S(n)=ζS(n)+(1-ζ)S', 0≦ζ≦1, n=0, 1, . . . , N-1

and being sent to said multiplying means at respective sampling time points n where n is a positive integer, said variable ζ being set to 0 or a value closer to 0 if the normal automatic gain control ("AGC") disables to suppress an increased amplitude of an output signal according to said detected result of said detecting means, said variable ζ being set to a value closer to 1 if the normal AGC enables to suppress said increased amplitude of said output signal according to said detected result of said detecting means.

5. A post-filter according to claim 1, wherein said detecting means further serves to detect if an increased amplitude of said filtered synthesized signal after said filtering unit is allowed to be suppressed through an effect of said normal automatic gain control when a leading edge of said inputted synthesized signal is reproduced.

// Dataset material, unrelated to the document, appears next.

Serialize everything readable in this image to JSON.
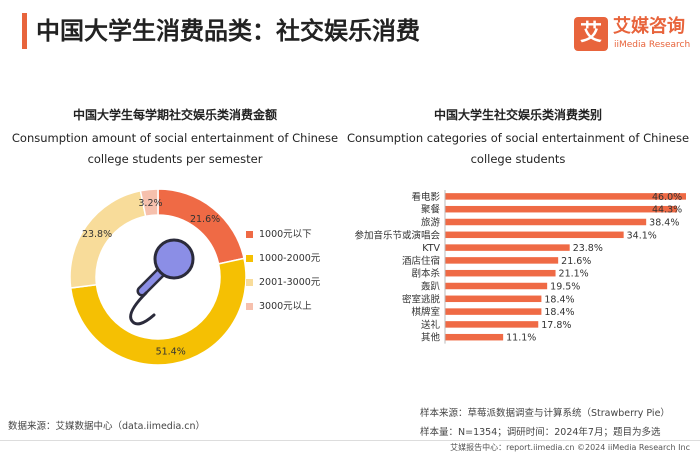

6. A post-filter according to claim 1, wherein said multiplying means comprises a multiplier which is adapted to multiply said filtered synthesized signal after said filtering means by said scaling coefficient output from said calculating means.

7. A post-filter according to claim 1, wherein said post-filter further comprises a coefficient calculating unit which uses a linear prediction coefficient through which a filtering coefficient of said filtering means is derived.

8. A post-filter according to claim 1, wherein said filtering coefficient is updated at a subframe unit or frame unit.

9. A post-filter according to claim 1, wherein said filtering means has a transfer function by which a spectrum peak of said inputted synthesized signals is intensified.